Third, Boric will need to show independence from the Communist Party. His rival in the presidential race, right-wing candidate Jose Antonio Kast, claimed during the campaign that Boric would be controlled by the Communist Party. Boric would hurt himself with his newly won moderate voters if he proved Kast right.
Most likely, Boric’s foreign-policy priorities will be to join international treaties to combat global warming and to improve ties with neighboring Argentina. He may even go on a peace offensive with Bolivia, which maintains a long-time territorial dispute with Chile.
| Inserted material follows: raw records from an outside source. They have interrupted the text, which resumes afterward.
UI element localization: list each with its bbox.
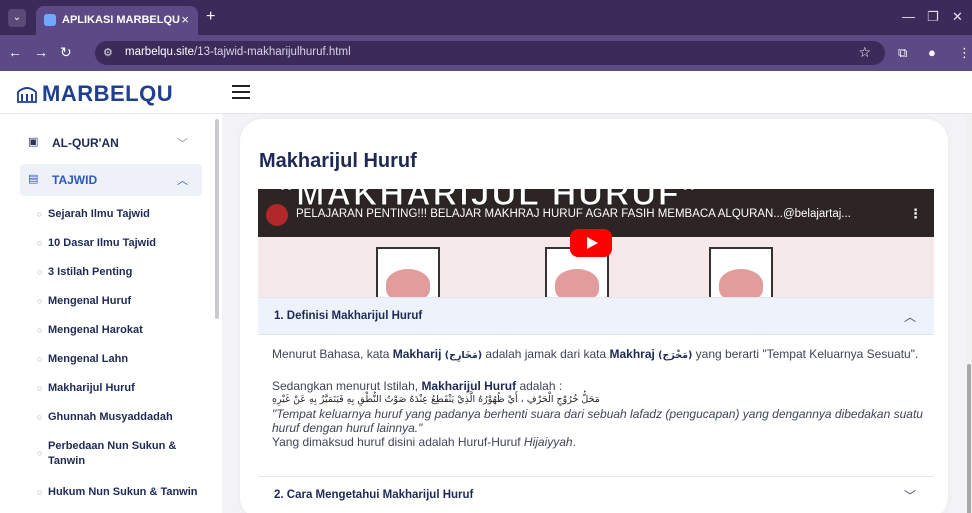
submenu-ghunnah-musyaddadah[interactable]: Ghunnah Musyaddadah [48, 410, 173, 425]
submenu-sejarah-ilmu-tajwid[interactable]: Sejarah Ilmu Tajwid [48, 207, 150, 222]
accordion-item: 2. Cara Mengetahui Makharijul Huruf ﹀ [258, 476, 934, 513]
sidebar-item-label: TAJWID [52, 173, 98, 187]
accordion-title: 1. Definisi Makharijul Huruf [274, 310, 423, 322]
site-header: MARBELQU [0, 71, 972, 114]
bookmark-star-icon[interactable]: ☆ [858, 44, 871, 61]
back-icon[interactable]: ← [8, 44, 22, 60]
mouth-diagram-image [709, 247, 773, 297]
url-text[interactable]: marbelqu.site/13-tajwid-makharijulhuruf.… [125, 46, 351, 58]
video-embed[interactable]: "MAKHARIJUL HURUF" PELAJARAN PENTING!!! … [258, 189, 934, 297]
bullet-icon: ○ [37, 209, 43, 219]
site-info-icon[interactable]: ⚙ [103, 46, 117, 60]
definition-translation-2: huruf dengan huruf lainnya." [272, 421, 423, 435]
accordion-header-definisi[interactable]: 1. Definisi Makharijul Huruf ︿ [258, 297, 934, 335]
close-window-icon[interactable]: ✕ [952, 9, 963, 25]
close-tab-icon[interactable]: × [181, 12, 189, 27]
definition-bahasa: Menurut Bahasa, kata Makharij (مَخَارِج)… [272, 347, 919, 361]
hamburger-menu-icon[interactable] [232, 85, 250, 99]
document-icon: ▤ [28, 173, 39, 185]
video-title[interactable]: PELAJARAN PENTING!!! BELAJAR MAKHRAJ HUR… [296, 208, 851, 220]
sidebar-item-alquran[interactable]: ▣ AL-QUR'AN ﹀ [20, 127, 202, 159]
page-title: Makharijul Huruf [259, 150, 417, 172]
bullet-icon: ○ [37, 354, 43, 364]
content-card: Makharijul Huruf "MAKHARIJUL HURUF" PELA… [240, 119, 948, 513]
accordion-item: 1. Definisi Makharijul Huruf ︿ Menurut B… [258, 297, 934, 477]
site-logo-text[interactable]: MARBELQU [42, 81, 173, 107]
url-bar[interactable]: ⚙ marbelqu.site/13-tajwid-makharijulhuru… [95, 41, 885, 65]
submenu-3-istilah-penting[interactable]: 3 Istilah Penting [48, 265, 132, 280]
bullet-icon: ○ [37, 267, 43, 277]
arabic-definition: مَحَلُّ خُرُوْجِ الْحَرْفِ ، أَيْ ظُهُوْ… [272, 394, 600, 405]
tab-title: APLIKASI MARBELQU [62, 14, 180, 26]
bullet-icon: ○ [37, 412, 43, 422]
bullet-icon: ○ [37, 383, 43, 393]
forward-icon[interactable]: → [34, 44, 48, 60]
tab-search-icon[interactable]: ⌄ [8, 9, 26, 27]
more-options-icon[interactable]: ⋮ [909, 206, 922, 222]
chevron-up-icon: ︿ [903, 310, 916, 324]
new-tab-icon[interactable]: + [206, 8, 215, 26]
sidebar-scrollbar[interactable] [215, 119, 219, 319]
profile-avatar[interactable]: ● [928, 45, 936, 60]
browser-menu-icon[interactable]: ⋮ [958, 45, 971, 61]
mouth-diagram-image [376, 247, 440, 297]
submenu-10-dasar-ilmu-tajwid[interactable]: 10 Dasar Ilmu Tajwid [48, 236, 156, 251]
bullet-icon: ○ [37, 238, 43, 248]
submenu-makharijul-huruf[interactable]: Makharijul Huruf [48, 381, 135, 396]
submenu-perbedaan-nun-sukun[interactable]: Perbedaan Nun Sukun & Tanwin [48, 439, 176, 469]
chevron-down-icon: ﹀ [177, 138, 188, 150]
mosque-logo-icon [17, 87, 37, 103]
minimize-icon[interactable]: — [902, 9, 915, 24]
accordion-body: Menurut Bahasa, kata Makharij (مَخَارِج)… [258, 335, 934, 461]
channel-avatar[interactable] [266, 204, 288, 226]
definition-istilah: Sedangkan menurut Istilah, Makharijul Hu… [272, 379, 563, 393]
bullet-icon: ○ [37, 487, 43, 497]
hijaiyyah-note: Yang dimaksud huruf disini adalah Huruf-… [272, 435, 576, 449]
browser-tab-bar: ⌄ APLIKASI MARBELQU × + — ❐ ✕ [0, 0, 972, 35]
browser-tab[interactable]: APLIKASI MARBELQU × [36, 6, 198, 35]
restore-icon[interactable]: ❐ [927, 9, 939, 25]
accordion-header-cara-mengetahui[interactable]: 2. Cara Mengetahui Makharijul Huruf ﹀ [258, 476, 934, 513]
bullet-icon: ○ [37, 296, 43, 306]
accordion-title: 2. Cara Mengetahui Makharijul Huruf [274, 489, 474, 501]
favicon-icon [44, 14, 56, 26]
address-toolbar: ← → ↻ ⚙ marbelqu.site/13-tajwid-makharij… [0, 35, 972, 71]
sidebar-item-label: AL-QUR'AN [52, 136, 119, 150]
reload-icon[interactable]: ↻ [60, 44, 72, 61]
chevron-down-icon: ﹀ [903, 489, 916, 503]
submenu-mengenal-harokat[interactable]: Mengenal Harokat [48, 323, 143, 338]
extensions-icon[interactable]: ⧉ [898, 45, 907, 61]
bullet-icon: ○ [37, 448, 43, 458]
bullet-icon: ○ [37, 325, 43, 335]
submenu-mengenal-lahn[interactable]: Mengenal Lahn [48, 352, 128, 367]
submenu-mengenal-huruf[interactable]: Mengenal Huruf [48, 294, 131, 309]
sidebar: ▣ AL-QUR'AN ﹀ ▤ TAJWID ︿ ○ Sejarah Ilmu … [0, 114, 222, 513]
book-icon: ▣ [28, 136, 39, 148]
submenu-hukum-nun-sukun[interactable]: Hukum Nun Sukun & Tanwin [48, 485, 198, 500]
page-scrollbar[interactable] [966, 114, 972, 513]
sidebar-item-tajwid[interactable]: ▤ TAJWID ︿ [20, 164, 202, 196]
definition-translation-1: "Tempat keluarnya huruf yang padanya ber… [272, 407, 923, 421]
play-button[interactable] [570, 229, 612, 257]
chevron-up-icon: ︿ [177, 175, 188, 187]
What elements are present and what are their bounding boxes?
Regarding Cuba, however, he may not be as openly critical as with Venezuela and Nicaragua. Many old-guard members of Chile’s left still have a romantic view of Cuba’s dictatorship, and Boric may not want to antagonize them. He may try to stay far away from Cuba, without praising or criticizing it.
Boric certainly runs the risk of scaring away investments. The Chilean stock market plunged 7% on Monday — the day after his victory — triggering more capital flight and creating more poverty.
But if he avoids these pitfalls, Boric could become a much-needed role model for the region. He won by an overwhelming almost 12-point margin — 55.8 percent to 44.1 percent — and he can claim a mandate like few presidents before him.
If Boric embarks on social changes while defending democracy at home and abroad, he could become the hero of a new, democratic, modern left. That would be great news, because Latin America’s left in recent years has been hijacked by Venezuela and its allies, and they have brought about nothing but human-rights abuses, corruption and greater poverty. Let’s cross our fingers that he takes that route.